Permission is hereby granted to the attending physician to proceed with any medical or minor surgical treatment, x-ray examination and immunizations for the named athlete. In the event of an emergency arising out of serious illness, the need for major surgery, or significant accidental injury, I understand that every attempt will be made by the attending physician to contact me in the most expeditious way possible. This authorization is granted only after a reasonable effort has been made to reach me.
Permission is also granted to Top Kids Gym & Sports and its affiliates including Directors, Coaches, and Team Parents to provide the needed emergency treatment prior to the child’s admission to the medical facility.
Release authorized on the dates and/or duration of the registered season.
This release is authorized and executed of my own free will, with the sole purpose of authorizing medical treatment under emergency circumstances, for the protection of life and limb of the named minor child, in my absence.

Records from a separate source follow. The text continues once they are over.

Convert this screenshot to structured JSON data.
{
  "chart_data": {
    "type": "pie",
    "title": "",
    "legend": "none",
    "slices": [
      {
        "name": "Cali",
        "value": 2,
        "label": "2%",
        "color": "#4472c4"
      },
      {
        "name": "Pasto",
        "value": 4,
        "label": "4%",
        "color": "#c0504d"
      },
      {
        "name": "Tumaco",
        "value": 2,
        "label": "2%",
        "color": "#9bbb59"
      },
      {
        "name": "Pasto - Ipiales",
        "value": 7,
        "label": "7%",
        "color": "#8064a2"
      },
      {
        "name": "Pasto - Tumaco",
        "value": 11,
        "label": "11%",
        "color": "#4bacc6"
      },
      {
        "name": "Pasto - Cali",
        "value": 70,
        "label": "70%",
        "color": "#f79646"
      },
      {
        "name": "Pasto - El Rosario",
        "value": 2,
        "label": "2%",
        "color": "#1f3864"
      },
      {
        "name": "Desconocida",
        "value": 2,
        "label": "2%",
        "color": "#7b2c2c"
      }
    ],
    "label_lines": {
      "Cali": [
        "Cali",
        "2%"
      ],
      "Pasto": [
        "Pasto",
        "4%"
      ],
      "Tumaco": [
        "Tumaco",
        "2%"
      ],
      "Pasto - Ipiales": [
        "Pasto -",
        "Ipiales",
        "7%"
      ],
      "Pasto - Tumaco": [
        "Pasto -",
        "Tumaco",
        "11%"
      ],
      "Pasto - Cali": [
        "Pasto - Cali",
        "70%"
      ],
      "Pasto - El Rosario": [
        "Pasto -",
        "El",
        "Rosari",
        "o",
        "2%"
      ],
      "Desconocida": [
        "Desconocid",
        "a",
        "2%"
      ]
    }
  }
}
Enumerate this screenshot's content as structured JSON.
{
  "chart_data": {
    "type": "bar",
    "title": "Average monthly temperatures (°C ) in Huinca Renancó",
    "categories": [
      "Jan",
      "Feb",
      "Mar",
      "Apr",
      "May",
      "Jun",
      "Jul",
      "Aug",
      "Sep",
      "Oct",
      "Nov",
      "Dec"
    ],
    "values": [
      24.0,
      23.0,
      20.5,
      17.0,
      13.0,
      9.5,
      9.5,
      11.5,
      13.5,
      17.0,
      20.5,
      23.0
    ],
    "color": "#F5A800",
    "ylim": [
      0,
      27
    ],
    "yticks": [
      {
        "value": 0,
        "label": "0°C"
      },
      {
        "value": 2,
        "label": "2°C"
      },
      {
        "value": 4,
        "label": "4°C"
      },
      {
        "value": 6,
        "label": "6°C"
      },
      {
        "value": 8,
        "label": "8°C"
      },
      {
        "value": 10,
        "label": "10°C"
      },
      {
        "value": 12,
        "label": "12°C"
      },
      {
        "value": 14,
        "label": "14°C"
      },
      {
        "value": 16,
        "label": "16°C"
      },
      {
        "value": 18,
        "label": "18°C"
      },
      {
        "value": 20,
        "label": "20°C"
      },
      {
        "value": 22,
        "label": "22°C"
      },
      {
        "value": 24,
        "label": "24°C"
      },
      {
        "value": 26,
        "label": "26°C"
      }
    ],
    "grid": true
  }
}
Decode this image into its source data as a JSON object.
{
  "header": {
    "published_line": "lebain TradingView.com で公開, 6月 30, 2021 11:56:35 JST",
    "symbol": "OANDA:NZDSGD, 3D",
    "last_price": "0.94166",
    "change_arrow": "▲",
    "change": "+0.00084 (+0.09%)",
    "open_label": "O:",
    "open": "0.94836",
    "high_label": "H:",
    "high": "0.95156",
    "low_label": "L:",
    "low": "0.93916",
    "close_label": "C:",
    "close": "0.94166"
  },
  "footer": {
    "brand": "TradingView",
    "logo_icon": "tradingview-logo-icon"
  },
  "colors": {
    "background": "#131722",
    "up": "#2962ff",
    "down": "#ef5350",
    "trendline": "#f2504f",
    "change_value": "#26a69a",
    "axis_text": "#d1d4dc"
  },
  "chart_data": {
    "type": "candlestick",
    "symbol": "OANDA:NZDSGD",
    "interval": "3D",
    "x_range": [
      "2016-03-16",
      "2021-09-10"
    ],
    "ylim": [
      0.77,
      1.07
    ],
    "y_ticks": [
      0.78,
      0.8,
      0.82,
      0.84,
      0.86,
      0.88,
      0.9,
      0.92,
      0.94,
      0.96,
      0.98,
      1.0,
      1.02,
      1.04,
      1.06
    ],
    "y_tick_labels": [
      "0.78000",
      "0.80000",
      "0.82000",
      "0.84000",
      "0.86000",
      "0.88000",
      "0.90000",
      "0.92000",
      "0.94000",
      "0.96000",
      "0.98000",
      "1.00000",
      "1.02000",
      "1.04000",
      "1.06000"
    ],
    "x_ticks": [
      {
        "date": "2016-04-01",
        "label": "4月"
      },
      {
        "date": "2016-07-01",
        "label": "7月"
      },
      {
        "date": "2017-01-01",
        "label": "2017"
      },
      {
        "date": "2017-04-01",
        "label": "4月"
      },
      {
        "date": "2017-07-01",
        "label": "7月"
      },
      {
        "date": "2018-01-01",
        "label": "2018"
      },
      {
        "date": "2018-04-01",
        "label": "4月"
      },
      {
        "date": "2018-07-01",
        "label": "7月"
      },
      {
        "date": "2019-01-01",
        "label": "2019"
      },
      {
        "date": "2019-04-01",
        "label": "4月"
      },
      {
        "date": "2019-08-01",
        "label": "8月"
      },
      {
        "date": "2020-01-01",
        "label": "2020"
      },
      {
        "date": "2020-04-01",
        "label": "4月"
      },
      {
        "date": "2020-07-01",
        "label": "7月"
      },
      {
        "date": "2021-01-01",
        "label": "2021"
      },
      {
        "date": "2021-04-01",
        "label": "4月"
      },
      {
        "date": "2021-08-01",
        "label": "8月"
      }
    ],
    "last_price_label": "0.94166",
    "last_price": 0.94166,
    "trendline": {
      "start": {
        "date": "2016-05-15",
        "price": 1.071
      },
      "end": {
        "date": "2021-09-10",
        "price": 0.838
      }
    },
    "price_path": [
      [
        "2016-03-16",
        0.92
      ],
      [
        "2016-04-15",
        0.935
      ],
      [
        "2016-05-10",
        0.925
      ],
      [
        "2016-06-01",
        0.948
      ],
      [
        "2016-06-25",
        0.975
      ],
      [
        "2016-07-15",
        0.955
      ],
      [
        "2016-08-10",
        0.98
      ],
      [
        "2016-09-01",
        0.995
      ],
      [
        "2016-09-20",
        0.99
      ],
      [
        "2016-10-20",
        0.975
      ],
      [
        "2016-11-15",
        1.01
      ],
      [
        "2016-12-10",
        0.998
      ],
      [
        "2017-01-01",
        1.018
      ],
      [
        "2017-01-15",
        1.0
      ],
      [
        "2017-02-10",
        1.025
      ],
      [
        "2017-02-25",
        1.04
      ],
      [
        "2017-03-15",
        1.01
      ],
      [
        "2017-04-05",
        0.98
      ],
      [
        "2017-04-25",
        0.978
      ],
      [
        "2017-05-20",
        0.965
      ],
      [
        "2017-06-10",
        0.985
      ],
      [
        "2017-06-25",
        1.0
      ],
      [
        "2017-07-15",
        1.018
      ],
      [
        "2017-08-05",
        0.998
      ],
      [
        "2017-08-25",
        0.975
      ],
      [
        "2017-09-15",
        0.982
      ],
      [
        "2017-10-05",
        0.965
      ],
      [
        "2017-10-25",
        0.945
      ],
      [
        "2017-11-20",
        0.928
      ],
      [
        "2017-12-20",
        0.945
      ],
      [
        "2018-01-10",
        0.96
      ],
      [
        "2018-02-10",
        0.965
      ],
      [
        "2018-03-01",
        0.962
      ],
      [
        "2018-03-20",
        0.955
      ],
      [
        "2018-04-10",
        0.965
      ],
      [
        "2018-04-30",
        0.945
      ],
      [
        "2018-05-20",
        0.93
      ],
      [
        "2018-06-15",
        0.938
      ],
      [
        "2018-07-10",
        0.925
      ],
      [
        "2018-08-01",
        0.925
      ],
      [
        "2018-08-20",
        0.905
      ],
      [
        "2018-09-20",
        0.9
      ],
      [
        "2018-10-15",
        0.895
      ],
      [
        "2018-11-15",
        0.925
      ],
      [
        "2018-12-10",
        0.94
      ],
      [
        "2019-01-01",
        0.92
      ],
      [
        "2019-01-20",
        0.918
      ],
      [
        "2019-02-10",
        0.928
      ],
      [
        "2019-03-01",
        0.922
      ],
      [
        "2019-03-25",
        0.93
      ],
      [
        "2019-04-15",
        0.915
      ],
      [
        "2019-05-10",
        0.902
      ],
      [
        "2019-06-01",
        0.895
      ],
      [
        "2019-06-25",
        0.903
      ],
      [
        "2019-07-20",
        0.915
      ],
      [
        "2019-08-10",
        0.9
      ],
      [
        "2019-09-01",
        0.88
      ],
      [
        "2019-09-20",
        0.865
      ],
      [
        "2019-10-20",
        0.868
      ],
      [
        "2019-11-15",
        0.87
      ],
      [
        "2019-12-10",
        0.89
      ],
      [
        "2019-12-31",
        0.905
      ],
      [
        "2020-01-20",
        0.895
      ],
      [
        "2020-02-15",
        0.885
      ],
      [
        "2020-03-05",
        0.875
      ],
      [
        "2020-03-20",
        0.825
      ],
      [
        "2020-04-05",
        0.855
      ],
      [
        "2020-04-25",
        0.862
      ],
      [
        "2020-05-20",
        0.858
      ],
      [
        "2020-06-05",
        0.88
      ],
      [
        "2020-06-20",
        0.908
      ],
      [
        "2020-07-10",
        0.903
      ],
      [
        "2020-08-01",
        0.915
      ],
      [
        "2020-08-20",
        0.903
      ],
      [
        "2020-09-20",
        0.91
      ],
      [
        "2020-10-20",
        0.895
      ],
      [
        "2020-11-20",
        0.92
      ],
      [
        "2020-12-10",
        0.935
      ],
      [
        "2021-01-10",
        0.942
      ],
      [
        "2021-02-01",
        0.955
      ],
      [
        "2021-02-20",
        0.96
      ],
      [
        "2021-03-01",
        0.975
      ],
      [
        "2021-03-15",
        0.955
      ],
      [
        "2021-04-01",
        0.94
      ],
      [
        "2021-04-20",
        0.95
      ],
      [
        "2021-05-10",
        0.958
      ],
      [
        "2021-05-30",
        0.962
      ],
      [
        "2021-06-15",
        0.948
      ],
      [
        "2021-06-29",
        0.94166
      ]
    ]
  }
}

Photo Release and Authorization
As Parent and/or Guardian of the named athlete, I hereby grant consent for my/minor’s picture to be taken or to be filmed while participating in activities at Top Kids Gym & Sports. I authorize Top Kids Gym & Sports to use and publish images, photographs, pictures, portraits, and audio, video and/or film footage of me/minor in all forms of media and in all manner for publication including, but not limited to, advertising and marketing campaigns, press releases, periodicals, and website use. I hereby waive any right I may have to review, inspect, edit or approve such publication and I release Top Kids from any claims I may have against it for use of such images, photographs, pictures, portraits, and audio, video and/or film footage of me.
By your attendance at Top Kids Gym & Sports, you are granting your permission for you and your child to be filmed, videotaped or photographed by any means and are granting full use of your likeliness, voice and words without compensation.